CARPEZAT, peintre décorateur. – Il a succédé à Cambon et a eu pour associé Lavastre jeune et pour commanditaire Lavastre aîné.
De son atelier sont sorties les décorations de presque tous les grands opéras montés ou remontés depuis trente ans. […]. Citons toutefois le deuxième acte de Robert le Diable, le premier et le quatrième acte de Don Juan, le troisième acte des Huguenots, le deuxième acte de Guillaume Tell, le premier et le troisième acte de Faust, le troisième acte de la Juive, le premier et le deuxième tableau du deuxième acte d’Hamlet, le premier acte de l’Africaine, le quatrième acte du Roi de Lahore, le troisième acte de la Muette de Portici, le quatrième acte de Polyeucte, le troisième acte de Yedda, le premier et le deuxième tableau du premier acte du Cid, le troisième acte de Roméo et Juliette, les décors d’Ascanio, le premier acte du Rêve, le quatrième acte du Mage, le premier et le troisième acte de Lohengrin, etc., etc.
En ce moment M. Carpezat travaille aux décors du deuxième acte de Thaïs dont la première représentation est annoncée à l’Opéra.

CHAPERON Philippe, peintre décorateur, élève de Ferri et associé de Rubé.
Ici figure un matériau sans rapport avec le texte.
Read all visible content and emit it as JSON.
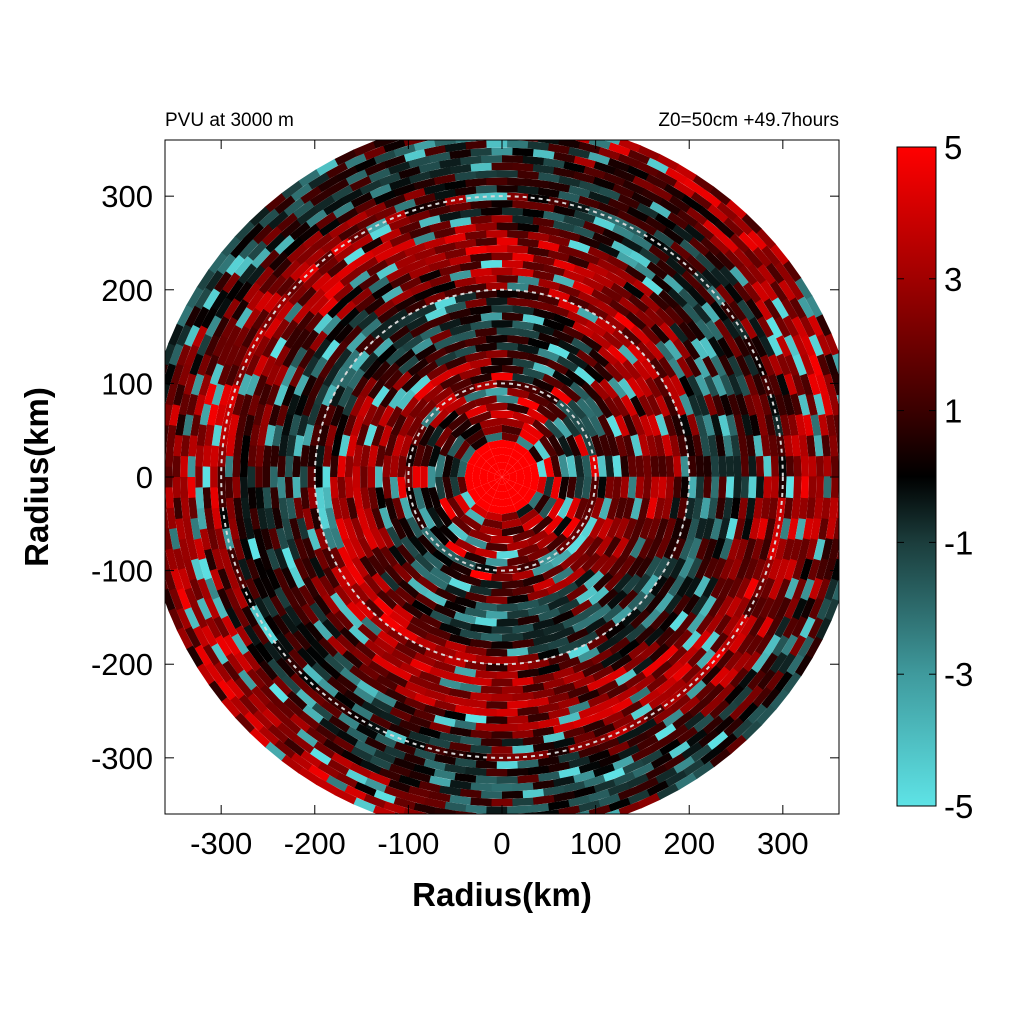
{
  "chart_data": {
    "type": "heatmap",
    "projection": "polar field on Cartesian axes",
    "header_left": "PVU at  3000 m",
    "header_right": "Z0=50cm  +49.7hours",
    "xlabel": "Radius(km)",
    "ylabel": "Radius(km)",
    "xlim": [
      -360,
      360
    ],
    "ylim": [
      -360,
      360
    ],
    "x_ticks": [
      -300,
      -200,
      -100,
      0,
      100,
      200,
      300
    ],
    "y_ticks": [
      300,
      200,
      100,
      0,
      -100,
      -200,
      -300
    ],
    "domain_radius_km": 380,
    "reference_circles_km": [
      100,
      200,
      300
    ],
    "reference_circle_style": "dashed light grey",
    "colorbar": {
      "min": -5,
      "max": 5,
      "tick_labels": [
        "5",
        "3",
        "1",
        "-1",
        "-3",
        "-5"
      ],
      "tick_values": [
        5,
        3,
        1,
        -1,
        -3,
        -5
      ],
      "colors": [
        {
          "value": -5,
          "color": "#5ee3e6"
        },
        {
          "value": -3,
          "color": "#3f9a9d"
        },
        {
          "value": -1,
          "color": "#1b3d3c"
        },
        {
          "value": 0,
          "color": "#000000"
        },
        {
          "value": 1,
          "color": "#3a0000"
        },
        {
          "value": 3,
          "color": "#a00000"
        },
        {
          "value": 5,
          "color": "#ff0000"
        }
      ]
    },
    "field_features": {
      "core_radius_km": 40,
      "core_value": 5,
      "background": "mostly positive (dark red), with scattered negative (cyan) patches along spiral bands",
      "spiral_bands": "alternating red and cyan patches elongated in the azimuthal direction"
    },
    "grid": false,
    "legend_placement": "colorbar right"
  }
}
Il est surtout un peintre d’architecture, et c’est à lui qu’on doit toutes les parties d’architecture des décors de Robert le Diable, Don Juan, la Favorite, les Huguenots, Guillaume Tell, Faust, Jeanne d’Arc, la Juive, Hamlet, le Prophète, l’Africaine, la Reine de Chypre, Sylvia, le Roi de Lahore, la Muette de Portici, Polyeucte, Sigurd, les Deux Pigeons, la Dame de Montsoreau, le Mage, etc., etc.

CHERET, peintre décorateur de l’Opéra. – On peut citer parmi ses décorations les plus célèbres celles du troisième acte de la Reine de Chypre, en 1841, représentant le jardin d’un casino a Nicosie, celles du deuxième acte du Roi de Lahor représentant le campement d’Alim dans le désert de Thol, et celles du premier acte du ballet de Sylvia représentant un bois sacré.
Toutes ces décorations ont figuré a l’Exposition théâtrale de 1878.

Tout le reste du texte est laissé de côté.